Well, I don't know what went wrong here but I think it might just have been 'everything.' Characters, plot, writing, editing and even the setting just didn't work.
Clariel is whiny, rude, capricious, callous, short-sighted, lacking in depth and dimension. I couldn't identify with her. She's the kind of person I wouldn't actively choose to talk to had I met her in real life. I know that sometimes book characters are supposed to bother the reader as a literary effect, but this went far beyond that. She's also described as slim, with a boyish frame, or sometimes even described as having a boy's body which is one of my pet peeves in YA books with female main characters. Between her attitude, portrayal and body-descriptions, Clariel comes across as another supposed female main character that is more like a cranky, spoiled, effeminate young boy in need of an attitude adjustment than a real female character.
The supporting cast is similarly flat and uncompelling. The book strongly features a tough Captain of the Guard, an Eccentric Magician, Ladder-Climbing parents and a boring but serviceable 'friend.' And Mogget, who is the ensemble darkhorse in every Old Kingdom book is just as flat and uninspired as these stereotyped filler characters. If you had told me it was Kerrigor, I might have believed you.
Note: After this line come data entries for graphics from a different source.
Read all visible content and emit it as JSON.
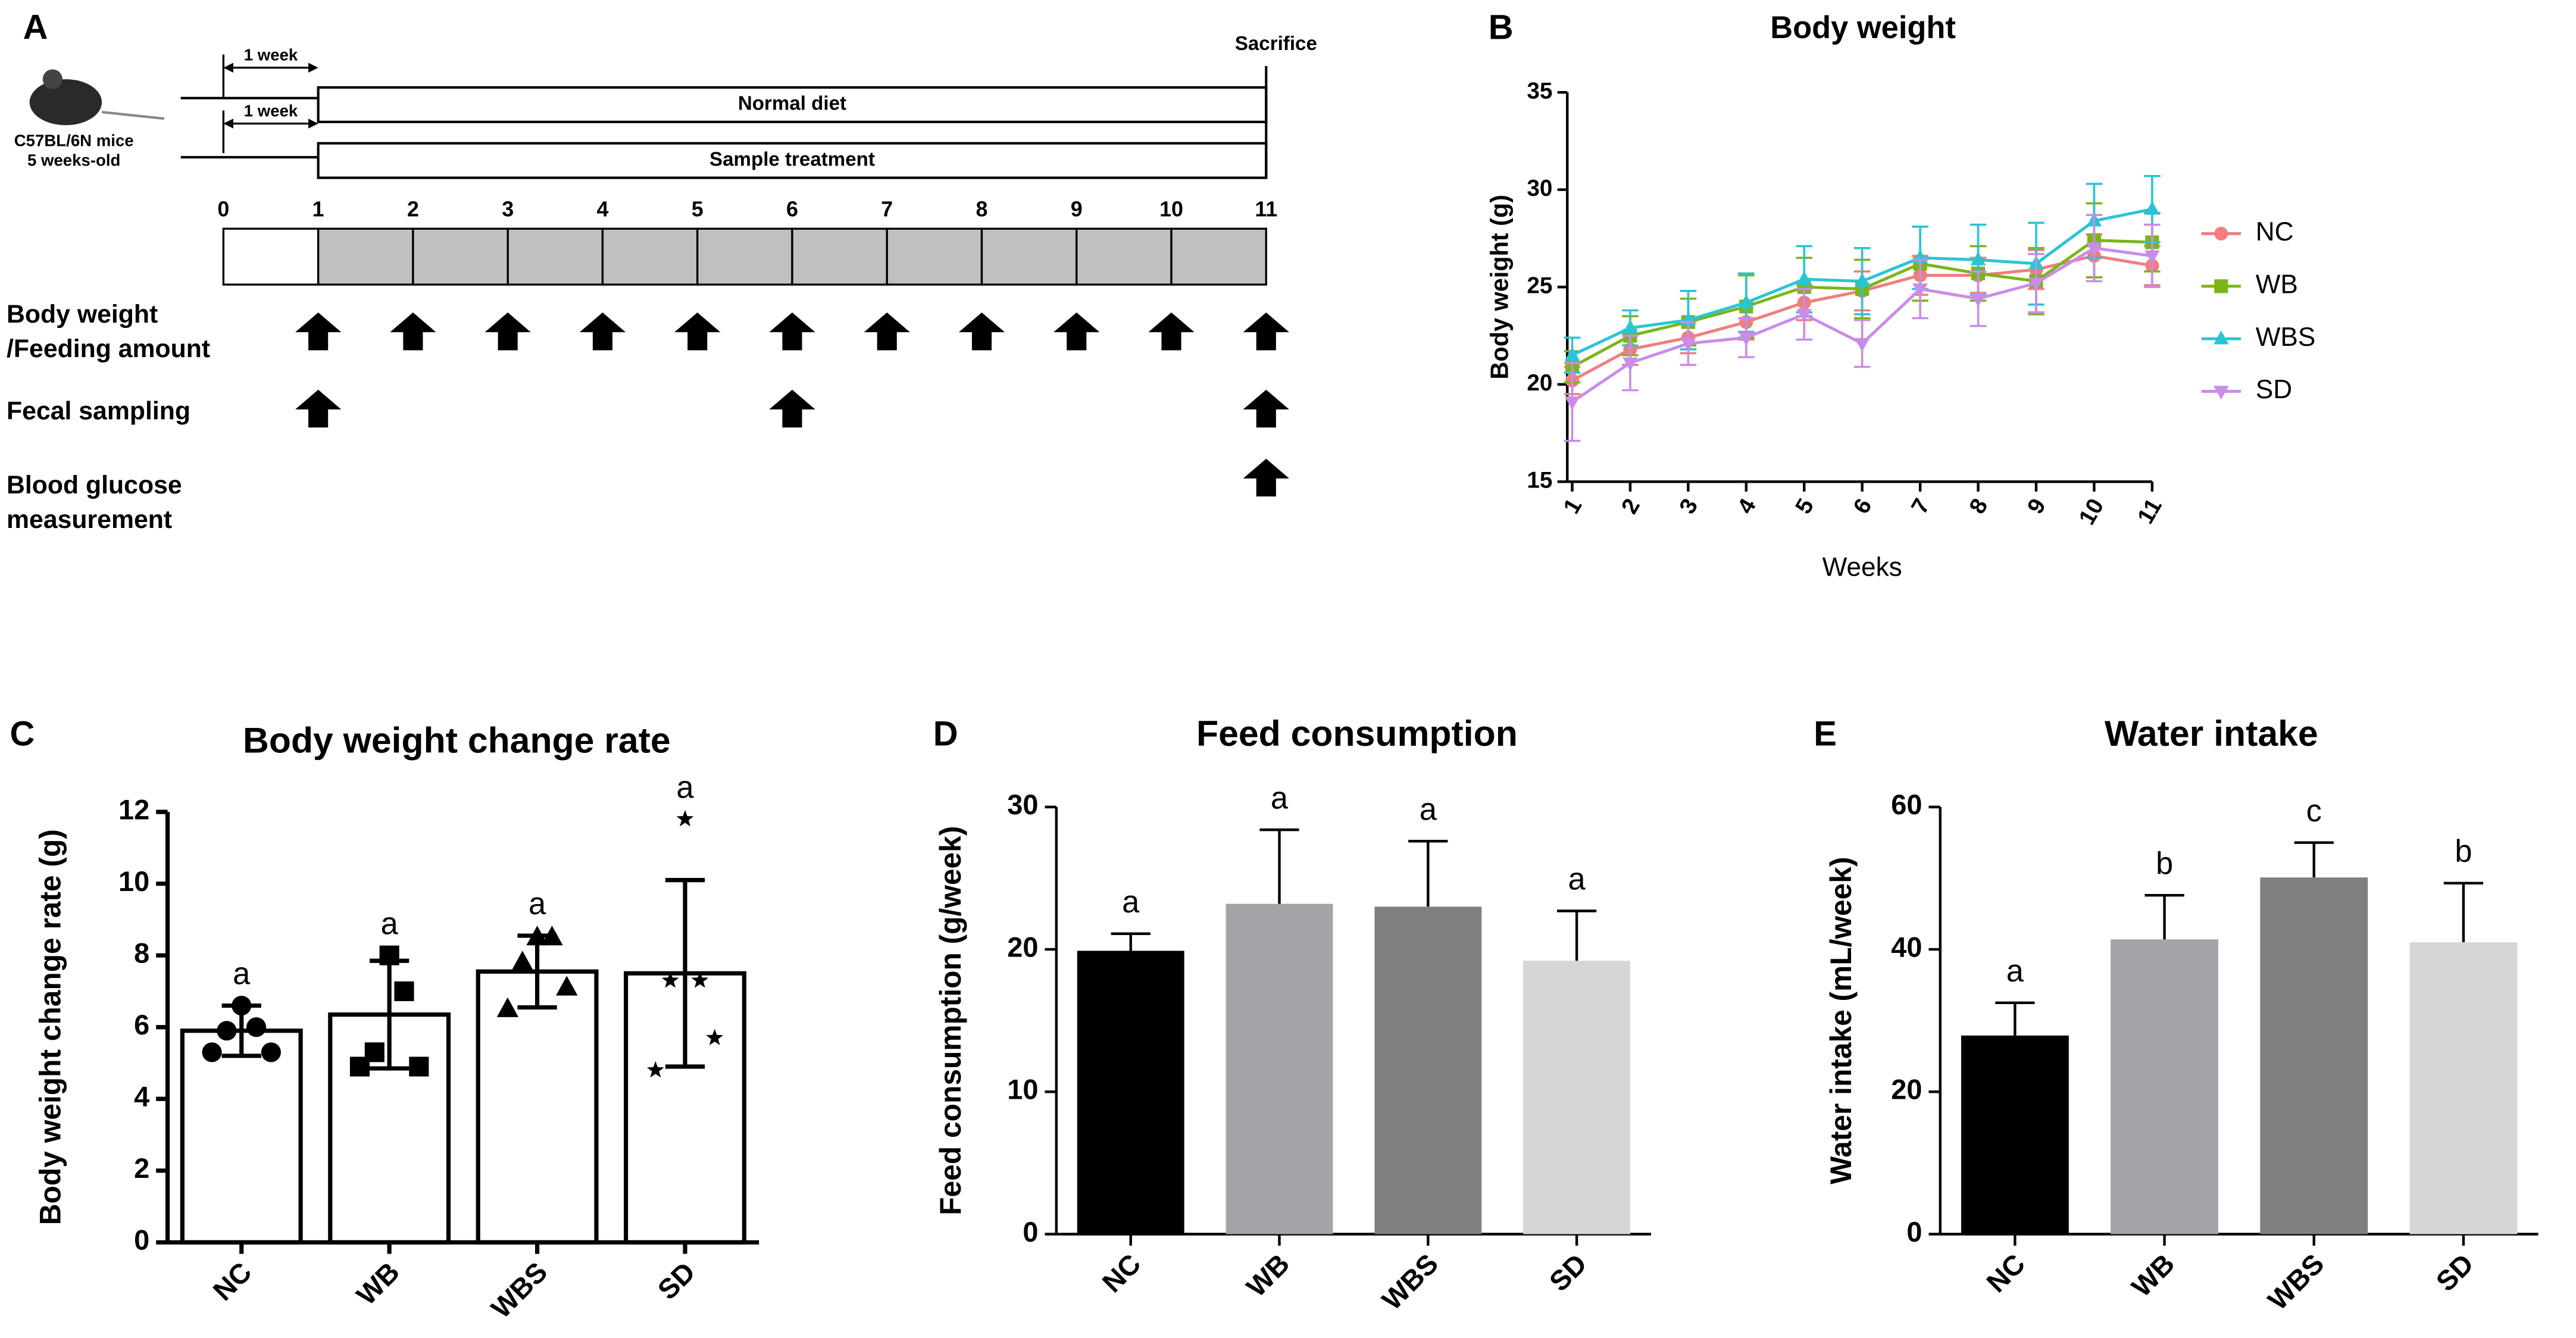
{
  "timeline": {
    "panel": "A",
    "subject": [
      "C57BL/6N mice",
      "5 weeks-old"
    ],
    "period_labels": [
      "1 week",
      "1 week"
    ],
    "bars": [
      "Normal diet",
      "Sample treatment"
    ],
    "end_label": "Sacrifice",
    "weeks": [
      0,
      1,
      2,
      3,
      4,
      5,
      6,
      7,
      8,
      9,
      10,
      11
    ],
    "rows": [
      {
        "label": [
          "Body weight",
          "/Feeding amount"
        ],
        "weeks": [
          1,
          2,
          3,
          4,
          5,
          6,
          7,
          8,
          9,
          10,
          11
        ]
      },
      {
        "label": [
          "Fecal sampling"
        ],
        "weeks": [
          1,
          6,
          11
        ]
      },
      {
        "label": [
          "Blood glucose",
          "measurement"
        ],
        "weeks": [
          11
        ]
      }
    ]
  },
  "chart_data": [
    {
      "type": "line",
      "panel": "B",
      "title": "Body weight",
      "xlabel": "Weeks",
      "ylabel": "Body weight (g)",
      "x": [
        1,
        2,
        3,
        4,
        5,
        6,
        7,
        8,
        9,
        10,
        11
      ],
      "xlim": [
        1,
        11
      ],
      "xticks": [
        1,
        2,
        3,
        4,
        5,
        6,
        7,
        8,
        9,
        10,
        11
      ],
      "ylim": [
        15,
        35
      ],
      "yticks": [
        15,
        20,
        25,
        30,
        35
      ],
      "series": [
        {
          "name": "NC",
          "color": "#f07e7e",
          "marker": "circle",
          "values": [
            20.2,
            21.8,
            22.4,
            23.2,
            24.2,
            24.8,
            25.6,
            25.6,
            25.9,
            26.6,
            26.1
          ],
          "errors": [
            0.7,
            0.8,
            0.8,
            0.9,
            0.9,
            1.0,
            1.0,
            0.9,
            1.0,
            1.1,
            1.0
          ]
        },
        {
          "name": "WB",
          "color": "#7cb518",
          "marker": "square",
          "values": [
            20.9,
            22.5,
            23.2,
            24.0,
            25.0,
            24.9,
            26.2,
            25.7,
            25.3,
            27.4,
            27.3
          ],
          "errors": [
            0.8,
            1.0,
            1.2,
            1.6,
            1.5,
            1.5,
            1.9,
            1.4,
            1.7,
            1.9,
            1.5
          ]
        },
        {
          "name": "WBS",
          "color": "#29c5d6",
          "marker": "triangle",
          "values": [
            21.5,
            22.9,
            23.3,
            24.2,
            25.4,
            25.3,
            26.5,
            26.4,
            26.2,
            28.4,
            29.0
          ],
          "errors": [
            0.9,
            0.9,
            1.5,
            1.5,
            1.7,
            1.7,
            1.6,
            1.8,
            2.1,
            1.9,
            1.7
          ]
        },
        {
          "name": "SD",
          "color": "#c98ce8",
          "marker": "triangle-down",
          "values": [
            19.1,
            21.1,
            22.1,
            22.4,
            23.6,
            22.1,
            24.9,
            24.4,
            25.2,
            27.0,
            26.6
          ],
          "errors": [
            2.0,
            1.4,
            1.1,
            1.0,
            1.3,
            1.2,
            1.5,
            1.4,
            1.5,
            1.7,
            1.6
          ]
        }
      ],
      "legend": "right"
    },
    {
      "type": "bar",
      "panel": "C",
      "title": "Body weight change rate",
      "ylabel": "Body weight change rate (g)",
      "categories": [
        "NC",
        "WB",
        "WBS",
        "SD"
      ],
      "values": [
        5.9,
        6.35,
        7.55,
        7.5
      ],
      "errors": [
        0.7,
        1.5,
        1.0,
        2.6
      ],
      "annotations": [
        "a",
        "a",
        "a",
        "a"
      ],
      "colors": [
        "#ffffff",
        "#ffffff",
        "#ffffff",
        "#ffffff"
      ],
      "points": [
        [
          6.6,
          6.0,
          5.9,
          5.3,
          5.3
        ],
        [
          8.0,
          7.0,
          5.3,
          4.9,
          4.9
        ],
        [
          8.5,
          8.5,
          7.8,
          7.1,
          6.5
        ],
        [
          11.8,
          7.3,
          7.3,
          5.7,
          4.8
        ]
      ],
      "markers": [
        "circle",
        "square",
        "triangle",
        "star"
      ],
      "ylim": [
        0,
        12
      ],
      "yticks": [
        0,
        2,
        4,
        6,
        8,
        10,
        12
      ]
    },
    {
      "type": "bar",
      "panel": "D",
      "title": "Feed consumption",
      "ylabel": "Feed consumption (g/week)",
      "categories": [
        "NC",
        "WB",
        "WBS",
        "SD"
      ],
      "values": [
        19.9,
        23.2,
        23.0,
        19.2
      ],
      "errors": [
        1.2,
        5.2,
        4.6,
        3.5
      ],
      "annotations": [
        "a",
        "a",
        "a",
        "a"
      ],
      "colors": [
        "#000000",
        "#a3a3a8",
        "#7f7f7f",
        "#d6d6d6"
      ],
      "ylim": [
        0,
        30
      ],
      "yticks": [
        0,
        10,
        20,
        30
      ]
    },
    {
      "type": "bar",
      "panel": "E",
      "title": "Water intake",
      "ylabel": "Water intake (mL/week)",
      "categories": [
        "NC",
        "WB",
        "WBS",
        "SD"
      ],
      "values": [
        27.9,
        41.4,
        50.1,
        41.0
      ],
      "errors": [
        4.6,
        6.2,
        4.9,
        8.3
      ],
      "annotations": [
        "a",
        "b",
        "c",
        "b"
      ],
      "colors": [
        "#000000",
        "#a3a3a8",
        "#7f7f7f",
        "#d6d6d6"
      ],
      "ylim": [
        0,
        60
      ],
      "yticks": [
        0,
        20,
        40,
        60
      ]
    }
  ]
}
But he didn't feel at all like the Mogget I know and appreciate.
I felt like I didn't recognize the setting. Gone was the sensation of visiting a familiar haunt or a place I could visualize. I couldn't see the Old Kingdom in my head. I kept feeling like I'd fallen into work by Brandon Sanderson or L.E. Moddessit. There was a genericness to this Old Kingdom that hadn't existed in previous books.
As for the plot -- if you were expecting Garth Nix to deliver a new twist on the descent into darkness... this book was not it. It's a rehash of Nolan's Batman's backstory, with just a dash of tortured hero that felt really tacked-on. The rest of the plot seemed to have been pulled wholesale from various low-quality 'comedy of formal manners' fantasies that were so popular in the eighties and early nineties. A good half of the book felt like meandering plot-fill. Part of me feels like this could have been a fantastic short-story like "Across the Wall" but it bloated into a book unchecked.
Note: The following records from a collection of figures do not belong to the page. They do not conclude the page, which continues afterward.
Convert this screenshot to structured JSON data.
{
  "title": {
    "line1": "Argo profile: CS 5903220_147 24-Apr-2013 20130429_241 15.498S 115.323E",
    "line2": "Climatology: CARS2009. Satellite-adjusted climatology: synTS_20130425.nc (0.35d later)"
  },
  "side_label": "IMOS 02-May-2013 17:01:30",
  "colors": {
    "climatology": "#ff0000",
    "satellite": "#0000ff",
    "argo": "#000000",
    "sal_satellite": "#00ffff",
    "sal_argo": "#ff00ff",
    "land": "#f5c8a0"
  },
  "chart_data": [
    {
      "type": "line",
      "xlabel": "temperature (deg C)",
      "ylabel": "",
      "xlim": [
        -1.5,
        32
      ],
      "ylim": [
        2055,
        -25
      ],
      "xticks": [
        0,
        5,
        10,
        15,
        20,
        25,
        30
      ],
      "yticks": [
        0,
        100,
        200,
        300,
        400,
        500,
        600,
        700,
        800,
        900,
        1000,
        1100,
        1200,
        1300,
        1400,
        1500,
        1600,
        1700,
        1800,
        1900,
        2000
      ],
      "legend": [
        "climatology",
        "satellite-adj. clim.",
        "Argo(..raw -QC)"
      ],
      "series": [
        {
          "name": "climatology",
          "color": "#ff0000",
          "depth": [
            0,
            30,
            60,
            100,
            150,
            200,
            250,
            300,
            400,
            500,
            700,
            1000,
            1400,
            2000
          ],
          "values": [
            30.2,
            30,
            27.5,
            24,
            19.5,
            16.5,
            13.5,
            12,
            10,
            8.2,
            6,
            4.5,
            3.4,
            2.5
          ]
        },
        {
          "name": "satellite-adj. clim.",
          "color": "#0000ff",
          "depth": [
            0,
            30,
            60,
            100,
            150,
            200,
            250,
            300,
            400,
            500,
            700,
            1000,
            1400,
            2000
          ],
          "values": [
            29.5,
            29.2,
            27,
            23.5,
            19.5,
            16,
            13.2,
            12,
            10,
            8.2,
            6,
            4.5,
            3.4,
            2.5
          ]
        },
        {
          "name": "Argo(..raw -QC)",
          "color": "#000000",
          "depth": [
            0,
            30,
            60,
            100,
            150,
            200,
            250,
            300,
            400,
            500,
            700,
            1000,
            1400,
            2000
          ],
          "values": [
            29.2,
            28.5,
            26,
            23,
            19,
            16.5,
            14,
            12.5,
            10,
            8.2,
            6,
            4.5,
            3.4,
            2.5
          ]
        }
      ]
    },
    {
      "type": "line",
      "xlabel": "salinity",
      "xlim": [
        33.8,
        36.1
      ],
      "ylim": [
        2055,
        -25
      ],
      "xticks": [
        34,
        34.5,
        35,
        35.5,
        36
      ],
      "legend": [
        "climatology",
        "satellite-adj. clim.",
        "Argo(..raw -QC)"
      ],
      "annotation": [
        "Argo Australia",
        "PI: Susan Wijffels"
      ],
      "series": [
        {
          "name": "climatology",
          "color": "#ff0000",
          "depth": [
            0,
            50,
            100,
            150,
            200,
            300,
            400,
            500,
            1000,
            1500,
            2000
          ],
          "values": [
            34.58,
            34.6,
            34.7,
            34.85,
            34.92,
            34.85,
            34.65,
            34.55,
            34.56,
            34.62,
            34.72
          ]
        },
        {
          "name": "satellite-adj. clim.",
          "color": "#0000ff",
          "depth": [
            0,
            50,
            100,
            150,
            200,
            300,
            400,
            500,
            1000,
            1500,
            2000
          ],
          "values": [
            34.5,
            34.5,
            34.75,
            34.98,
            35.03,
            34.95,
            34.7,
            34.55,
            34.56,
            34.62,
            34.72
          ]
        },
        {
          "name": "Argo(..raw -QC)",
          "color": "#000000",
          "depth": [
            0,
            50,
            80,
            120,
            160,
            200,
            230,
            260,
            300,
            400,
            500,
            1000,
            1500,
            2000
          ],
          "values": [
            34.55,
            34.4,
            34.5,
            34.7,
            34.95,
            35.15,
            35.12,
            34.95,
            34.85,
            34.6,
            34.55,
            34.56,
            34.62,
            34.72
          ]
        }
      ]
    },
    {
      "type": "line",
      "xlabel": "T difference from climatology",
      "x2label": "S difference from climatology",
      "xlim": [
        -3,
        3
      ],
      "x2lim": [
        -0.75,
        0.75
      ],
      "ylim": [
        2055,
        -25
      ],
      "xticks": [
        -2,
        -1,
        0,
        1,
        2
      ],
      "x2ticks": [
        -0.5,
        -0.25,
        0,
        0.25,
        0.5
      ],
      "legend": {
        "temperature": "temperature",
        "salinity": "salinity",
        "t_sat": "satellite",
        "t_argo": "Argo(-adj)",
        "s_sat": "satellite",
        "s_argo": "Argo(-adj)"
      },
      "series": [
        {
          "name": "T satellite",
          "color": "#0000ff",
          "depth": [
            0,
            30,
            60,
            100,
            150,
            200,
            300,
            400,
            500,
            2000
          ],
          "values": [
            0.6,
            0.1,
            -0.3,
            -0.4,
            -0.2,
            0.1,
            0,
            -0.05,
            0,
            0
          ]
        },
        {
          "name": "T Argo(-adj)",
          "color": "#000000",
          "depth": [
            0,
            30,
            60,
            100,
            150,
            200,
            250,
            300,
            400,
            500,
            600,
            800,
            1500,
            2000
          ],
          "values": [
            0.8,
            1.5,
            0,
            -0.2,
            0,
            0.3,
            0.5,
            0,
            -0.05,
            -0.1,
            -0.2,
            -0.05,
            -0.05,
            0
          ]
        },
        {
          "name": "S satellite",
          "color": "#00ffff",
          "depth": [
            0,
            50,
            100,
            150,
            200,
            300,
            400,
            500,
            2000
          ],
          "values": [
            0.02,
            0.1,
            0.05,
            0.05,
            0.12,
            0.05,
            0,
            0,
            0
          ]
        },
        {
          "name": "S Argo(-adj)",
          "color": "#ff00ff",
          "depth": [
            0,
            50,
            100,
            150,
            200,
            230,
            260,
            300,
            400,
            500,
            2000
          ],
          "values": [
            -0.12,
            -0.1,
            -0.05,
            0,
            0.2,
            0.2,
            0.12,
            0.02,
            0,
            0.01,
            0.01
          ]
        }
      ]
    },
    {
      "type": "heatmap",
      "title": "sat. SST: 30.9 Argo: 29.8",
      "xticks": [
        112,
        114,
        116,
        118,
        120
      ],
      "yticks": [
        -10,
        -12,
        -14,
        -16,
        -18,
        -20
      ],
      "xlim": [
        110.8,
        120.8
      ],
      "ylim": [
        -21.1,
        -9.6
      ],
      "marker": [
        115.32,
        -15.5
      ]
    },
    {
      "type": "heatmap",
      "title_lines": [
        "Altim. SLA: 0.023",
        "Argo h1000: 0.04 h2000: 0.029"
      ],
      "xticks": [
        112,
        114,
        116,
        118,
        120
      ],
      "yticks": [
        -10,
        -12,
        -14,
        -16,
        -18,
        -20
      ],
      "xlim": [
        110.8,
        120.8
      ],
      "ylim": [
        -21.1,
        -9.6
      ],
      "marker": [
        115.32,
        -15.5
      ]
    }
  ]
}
I actually appreciated the message of "hey, cities aren't all they are cracked up to be" but the underlying themes were handled with ham-handedness and the whole book came across as a really over-wrought effort to connect with the 'youth of today.' And it came across as patronizing when looked at that way.
Frankly, I should probably give this one star. Year ago I would have, but it is better than what is passing as best-selling literature these days, despite a number of editing errors that are honestly shocking in a book put out by this caliber of author and this caliber of press. It's better than some of the best-selling even if it is some of the worst writing I've seen out of Nix. So two stars it is.
As a fan, I'd like to say that Sabriel was the first Fantasy book I ever read. It was the beginning of a wonderful lover affair. And I feel like I've just lost something that carried me along when nothing else did. I feel like I've lost an old friend.